Like a soft qualifying tire, but to a lesser degree, the new rear comes to operating temperature more quickly after the start and then loses grip later in the race. This is something new when you remember that in the past three years, riders have often set fast lap in the closing stages of races.
Edwards continued, “But we have changed the rear , and we haven’t changed the front.”
What might this mean? In cornering, teams seek to balance front and rear grip. But when rear grip increases, the rider must increase steering effort at the front or the bike will run wide. So, a bigger rear puts a heavier cornering burden on the front tire.
Some think the Hondas are chattering because their chassis were optimized for the 2011 tires, but Honda is not a babe in the woods. If necessary, it will prepare new chassis or take other measures.

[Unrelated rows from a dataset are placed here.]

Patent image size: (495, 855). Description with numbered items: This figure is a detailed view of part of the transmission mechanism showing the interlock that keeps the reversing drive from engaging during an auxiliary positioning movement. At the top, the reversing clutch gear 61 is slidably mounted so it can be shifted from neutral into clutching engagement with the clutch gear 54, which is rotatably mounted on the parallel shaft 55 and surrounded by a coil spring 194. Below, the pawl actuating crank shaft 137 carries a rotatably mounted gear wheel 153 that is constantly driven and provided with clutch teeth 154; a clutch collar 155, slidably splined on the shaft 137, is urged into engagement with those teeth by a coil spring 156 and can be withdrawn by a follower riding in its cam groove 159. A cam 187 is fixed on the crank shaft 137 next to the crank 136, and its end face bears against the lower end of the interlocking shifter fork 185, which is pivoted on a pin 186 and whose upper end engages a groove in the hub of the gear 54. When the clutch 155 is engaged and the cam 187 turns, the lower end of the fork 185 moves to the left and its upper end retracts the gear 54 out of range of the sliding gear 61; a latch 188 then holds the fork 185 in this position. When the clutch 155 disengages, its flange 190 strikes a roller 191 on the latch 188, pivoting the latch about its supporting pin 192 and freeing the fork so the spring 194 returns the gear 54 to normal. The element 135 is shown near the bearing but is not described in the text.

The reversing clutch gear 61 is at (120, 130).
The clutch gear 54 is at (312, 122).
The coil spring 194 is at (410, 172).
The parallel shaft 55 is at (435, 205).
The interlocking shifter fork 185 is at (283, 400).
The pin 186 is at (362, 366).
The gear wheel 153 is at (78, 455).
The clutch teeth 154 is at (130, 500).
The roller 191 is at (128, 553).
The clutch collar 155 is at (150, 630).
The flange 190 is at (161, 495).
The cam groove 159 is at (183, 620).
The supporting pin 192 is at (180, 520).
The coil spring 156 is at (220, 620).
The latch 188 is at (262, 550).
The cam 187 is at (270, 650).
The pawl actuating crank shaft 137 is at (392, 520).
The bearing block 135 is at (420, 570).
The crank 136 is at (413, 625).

Some riders have sensibly pointed out that a spec tire requires all bikes to be adapted to it, while in a series with tire competition, each tire maker looks after its contracted riders—tires are adapted to bikes. Tires, which are now made on automated machines, can be rapidly altered, as Michelin did in the days when Sunday’s tires were made Saturday night and transported to the circuits. Chassis take weeks to produce, weeks during which positions can be lost in the points race.
Bridgestone will provide a new front tire with altered construction and compound at Jerez, but each rider will receive only two. It will become the standard front tire from Silverstone onward.
Racing is a series of problems to be tackled in the limited time available. “Solutions” are most often gambles. Riders come to the line with the best setups they and their crew can devise then must make the best of what they have. Chatter can come to any rider or make of machine, and there is no sure formula for eliminating it. As one crew chief recently put it, “You need Ghostbusters equipment to deal with chatter.”